At the Alliance national conference in November, many Alliance activists expressed unhappiness with the coalition government. Many felt that the Alliance didn't differentiate itself enough from Labour, despite the right to differentiate being part of the coalition agreement. As a result of this, the Alliance had lost members and many voters to the Green Party. Many Alliance members and voters feel that Anderton has been acting more and more like a Labour Party minister rather than an Alliance member.
If these dissatisfactions were being raised by many activists at the Alliance national conference, it seems strange that the left leadership of the Alliance, which is publicly represented by McCarten and Harre, continues to deny any differences with the Anderton wing.

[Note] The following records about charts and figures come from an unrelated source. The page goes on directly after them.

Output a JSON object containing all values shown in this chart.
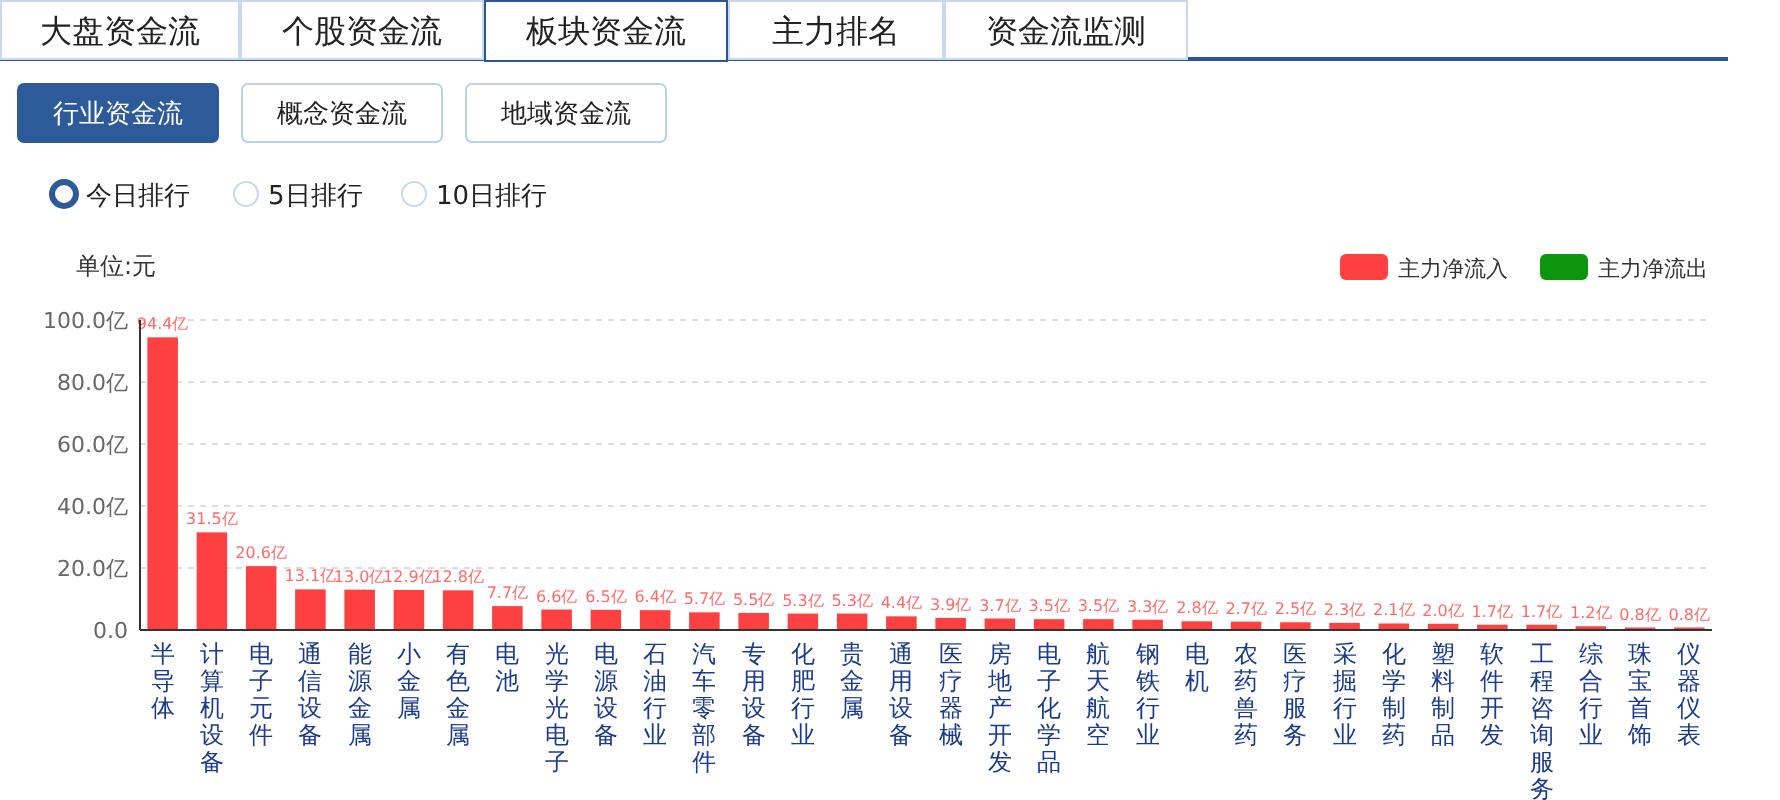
{
  "chart_data": {
    "type": "bar",
    "ylabel": "单位:元",
    "annotations": [
      "大盘资金流",
      "个股资金流",
      "板块资金流",
      "主力排名",
      "资金流监测",
      "行业资金流",
      "概念资金流",
      "地域资金流",
      "今日排行",
      "5日排行",
      "10日排行"
    ],
    "categories": [
      "半导体",
      "计算机设备",
      "电子元件",
      "通信设备",
      "能源金属",
      "小金属",
      "有色金属",
      "电池",
      "光学光电子",
      "电源设备",
      "石油行业",
      "汽车零部件",
      "专用设备",
      "化肥行业",
      "贵金属",
      "通用设备",
      "医疗器械",
      "房地产开发",
      "电子化学品",
      "航天航空",
      "钢铁行业",
      "电机",
      "农药兽药",
      "医疗服务",
      "采掘行业",
      "化学制药",
      "塑料制品",
      "软件开发",
      "工程咨询服务",
      "综合行业",
      "珠宝首饰",
      "仪器仪表"
    ],
    "series": [
      {
        "name": "主力净流入",
        "color": "#ff4040",
        "values": [
          94.4,
          31.5,
          20.6,
          13.1,
          13.0,
          12.9,
          12.8,
          7.7,
          6.6,
          6.5,
          6.4,
          5.7,
          5.5,
          5.3,
          5.3,
          4.4,
          3.9,
          3.7,
          3.5,
          3.5,
          3.3,
          2.8,
          2.7,
          2.5,
          2.3,
          2.1,
          2.0,
          1.7,
          1.7,
          1.2,
          0.8,
          0.8
        ],
        "value_labels": [
          "94.4亿",
          "31.5亿",
          "20.6亿",
          "13.1亿",
          "13.0亿",
          "12.9亿",
          "12.8亿",
          "7.7亿",
          "6.6亿",
          "6.5亿",
          "6.4亿",
          "5.7亿",
          "5.5亿",
          "5.3亿",
          "5.3亿",
          "4.4亿",
          "3.9亿",
          "3.7亿",
          "3.5亿",
          "3.5亿",
          "3.3亿",
          "2.8亿",
          "2.7亿",
          "2.5亿",
          "2.3亿",
          "2.1亿",
          "2.0亿",
          "1.7亿",
          "1.7亿",
          "1.2亿",
          "0.8亿",
          "0.8亿"
        ]
      },
      {
        "name": "主力净流出",
        "color": "#0d960d",
        "values": [
          null,
          null,
          null,
          null,
          null,
          null,
          null,
          null,
          null,
          null,
          null,
          null,
          null,
          null,
          null,
          null,
          null,
          null,
          null,
          null,
          null,
          null,
          null,
          null,
          null,
          null,
          null,
          null,
          null,
          null,
          null,
          null
        ]
      }
    ],
    "ylim": [
      0,
      100
    ],
    "yticks": [
      {
        "value": 0,
        "label": "0.0"
      },
      {
        "value": 20,
        "label": "20.0亿"
      },
      {
        "value": 40,
        "label": "40.0亿"
      },
      {
        "value": 60,
        "label": "60.0亿"
      },
      {
        "value": 80,
        "label": "80.0亿"
      },
      {
        "value": 100,
        "label": "100.0亿"
      }
    ],
    "grid": "y",
    "legend": "top right"
  }
}
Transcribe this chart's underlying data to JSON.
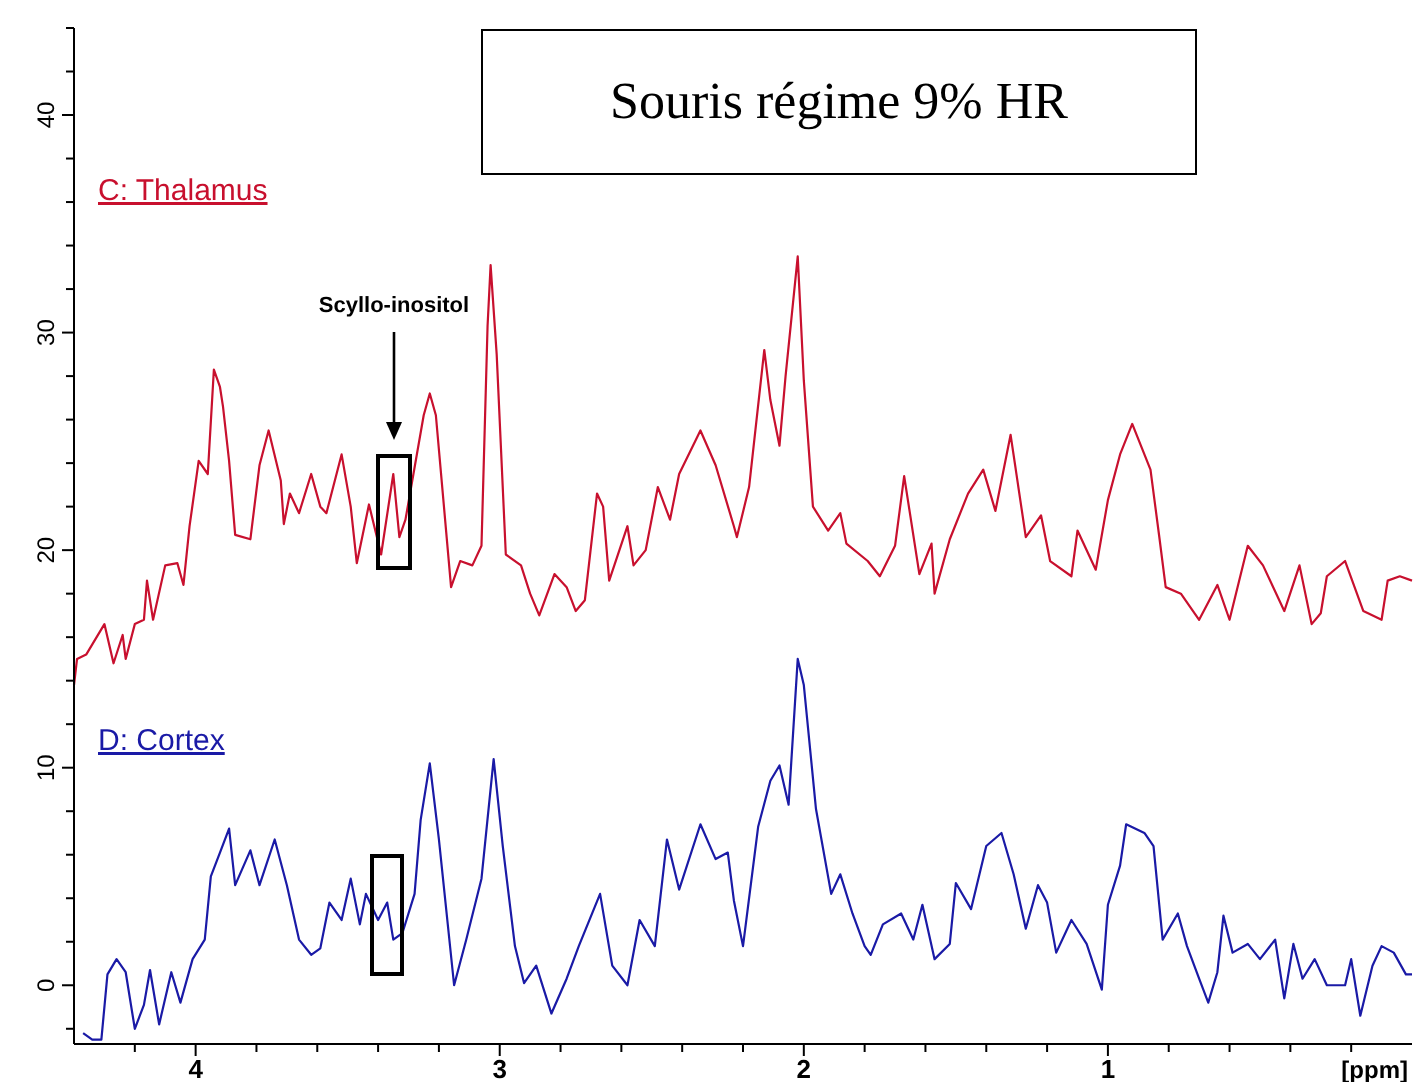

If the left clearly articulated an alternative perspective to Anderton, the Alliance would stand a good chance of winning back members and voters who have deserted it for the Greens. The Green Party is now the third most popular party, according to the National Business Review-Compaq poll (reported in the April 12 Dominion) conducted by UMR Research on April 4-8. This poll found the Green Party's support had increased from 5.4% to 6.1%.
The same poll found that Labour's support had increased from 48% in March to 53%. Only 1.6% said that they would vote for the Alliance without picking an individual faction, and a further 0.9% would vote for an Anderton party, 0.1% for a Laila Harre party and 0.2% for Mana Motuhake (a Maori party which was one of the founding parties of the Alliance).
From Green Left Weekly, April 24, 2002.